Sandra, those two expressions were new to me as well. Writing Historical Fiction doesn't teach you modern colloquial English. :-)

I had some fun with my opera Italian when I once asked for a knife in a restaurant and said, "ho bisogna d'un pugnale" because dagger was the smallest sharp and pointy thing I remembered, besides the various words for 'sword'. The waiter came back with the biggest, meanest knife he could find in the kitchen, one of those you can kill a cow with. It was fun.

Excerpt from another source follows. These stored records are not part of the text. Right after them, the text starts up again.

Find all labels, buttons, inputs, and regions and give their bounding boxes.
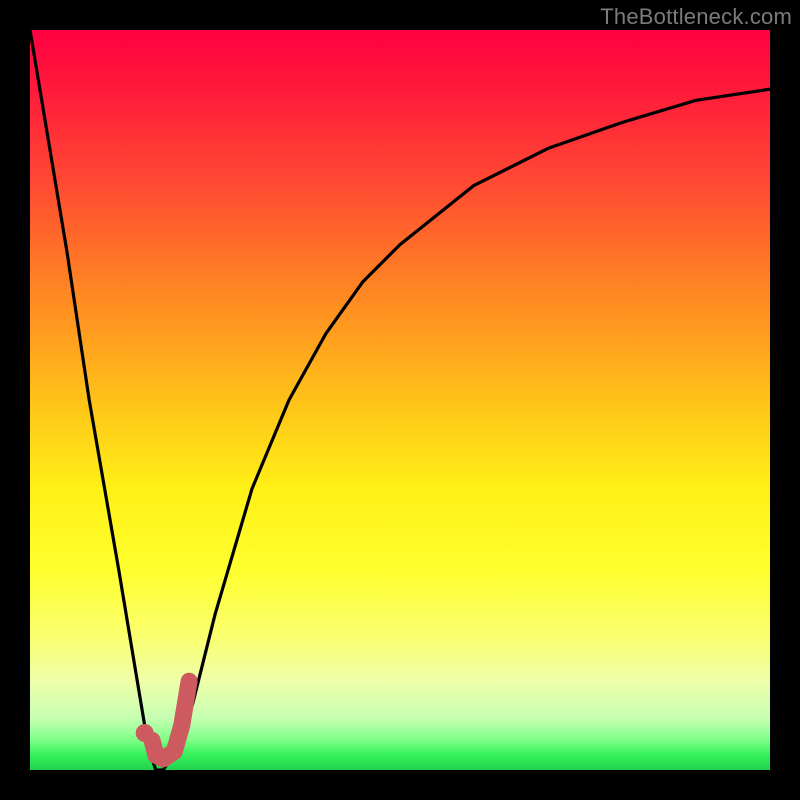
- plot-area: [30, 30, 770, 770]
- selected-hardware-marker: [30, 30, 770, 770]
- watermark-text: TheBottleneck.com: [600, 4, 792, 30]
- chart-frame: TheBottleneck.com: [0, 0, 800, 800]
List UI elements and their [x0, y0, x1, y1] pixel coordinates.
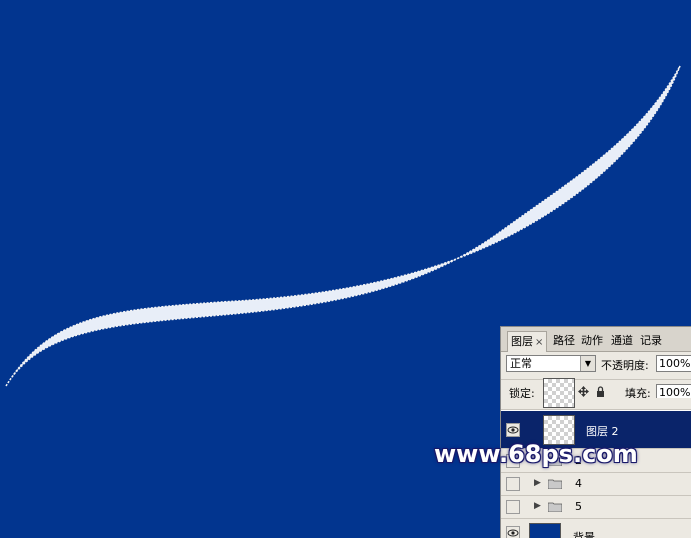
opacity-input[interactable]: 100%: [656, 355, 691, 372]
tab-layers-label: 图层: [511, 335, 533, 348]
visibility-toggle[interactable]: [506, 477, 520, 491]
layer-thumbnail: [543, 378, 575, 408]
blend-mode-select[interactable]: 正常 ▼: [506, 355, 596, 372]
lock-move-icon[interactable]: [578, 386, 589, 397]
tab-history[interactable]: 记录: [640, 333, 662, 349]
layer-name[interactable]: 图层 2: [586, 423, 619, 439]
visibility-toggle[interactable]: [506, 423, 520, 437]
layer-row[interactable]: ▶ 4: [501, 473, 691, 496]
tab-layers[interactable]: 图层 ×: [507, 331, 548, 352]
layer-row[interactable]: 背景: [501, 519, 691, 538]
expand-arrow-icon[interactable]: ▶: [534, 478, 541, 488]
layer-row[interactable]: ▶ 5: [501, 496, 691, 519]
visibility-toggle[interactable]: [506, 526, 520, 538]
layer-name[interactable]: 5: [575, 500, 582, 513]
watermark: www.68ps.com: [434, 440, 638, 468]
tab-channels[interactable]: 通道: [611, 333, 633, 349]
eye-icon: [507, 529, 519, 537]
layer-row-partial[interactable]: [501, 378, 691, 410]
expand-arrow-icon[interactable]: ▶: [534, 501, 541, 511]
folder-icon: [548, 479, 562, 489]
layer-thumbnail: [529, 523, 561, 538]
lock-all-icon[interactable]: [595, 386, 606, 397]
layers-list: 图层 2 ▶ 2 ▶ 4 ▶ 5 背景: [501, 378, 691, 538]
panel-tabbar: 图层 × 路径 动作 通道 记录: [501, 327, 691, 352]
tab-paths[interactable]: 路径: [553, 333, 575, 349]
chevron-down-icon[interactable]: ▼: [580, 356, 595, 371]
folder-icon: [548, 502, 562, 512]
opacity-label: 不透明度:: [601, 359, 649, 372]
tab-actions[interactable]: 动作: [581, 333, 603, 349]
eye-icon: [507, 426, 519, 434]
blend-mode-value: 正常: [510, 357, 532, 370]
layers-panel: 图层 × 路径 动作 通道 记录 正常 ▼ 不透明度: 100% 锁定: 填充:…: [500, 326, 691, 538]
visibility-toggle[interactable]: [506, 500, 520, 514]
layer-name[interactable]: 4: [575, 477, 582, 490]
tab-close-icon[interactable]: ×: [535, 337, 543, 348]
blend-opacity-row: 正常 ▼ 不透明度: 100%: [501, 353, 691, 375]
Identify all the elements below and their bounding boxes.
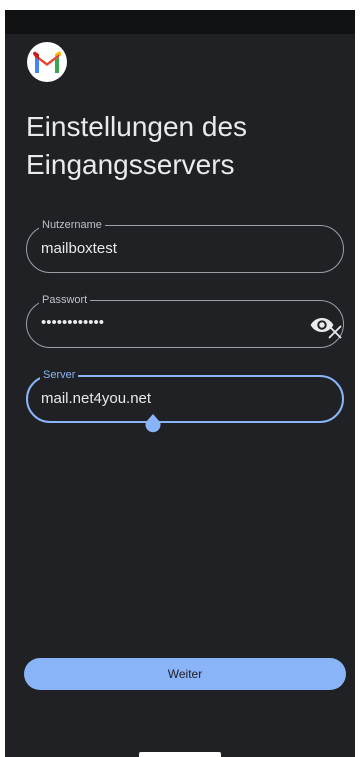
username-field[interactable]: Nutzername mailboxtest [26, 218, 344, 273]
username-label: Nutzername [39, 218, 105, 232]
home-indicator[interactable] [139, 752, 221, 757]
gmail-logo-icon [27, 42, 67, 82]
close-icon[interactable] [325, 322, 345, 342]
password-value: •••••••••••• [41, 314, 105, 331]
username-value: mailboxtest [41, 240, 117, 257]
page-title: Einstellungen des Eingangsservers [26, 111, 248, 180]
status-bar [5, 10, 355, 34]
setup-screen: Einstellungen des Eingangsservers Nutzer… [5, 10, 355, 757]
text-cursor-handle[interactable] [143, 412, 163, 436]
server-value: mail.net4you.net [41, 390, 152, 407]
password-field[interactable]: Passwort •••••••••••• [26, 293, 344, 348]
server-field[interactable]: Server mail.net4you.net [26, 368, 344, 423]
server-label: Server [40, 368, 79, 382]
next-button[interactable]: Weiter [24, 658, 346, 690]
password-label: Passwort [39, 293, 91, 307]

Knife is coltello, I did learn it that evening.

jason evans said...

Bernita said, huff!

Not meant as a dig. Haven't you ever felt a bit isolated from others in what you find interesting or in topics of conversation? I do.

Bernita said...

Can't find my notes,(have to find that note) but an early medieval dagger/stiletto was sometimes called a coustel, I believe.Have the feeling the words are related, Gabriele.
Am trying to imagine the look on your face when presented with a meat cleaver!
Having fun, here....Jason,you're switching from mind-reading ( imcomprehensible thoughts) to conversations. Different beast.
And I was just asking for a little compassion for our mental interruptions...

Mark Pettus said...

Bernita, I'm guessing you are aware of that peculiar breed of history ho indigenous to the Southern U.S. - The Civil War Bore?

I've actually spent days with a man large enough to wear a claymore on his hip... while he was wearing a claymore on his hip. Have you always felt like you were born in the wrong century?

Sandra Ruttan said...

"Writing Historical Fiction doesn't teach you modern colloquial English."

No, it doesn't!

Bernita said...

Out of place, out a time, an alien child.
Not that I am not extremely grateful to have been born in this one!
Extremely pleased with internet, antibiotics,etc.,etc. I kiss my washer and dryer every night.
Often claimed without foundation by self-dramatizing people, but I do think I would have risked being hung, burned,drowned or pressed as a witch in a less tolerant time - based on mouth, eyes and a genuine birthmark.Especially mouth.
One thing I like about the early Middle Ages is their neo-Platonic tolerance of a dual world.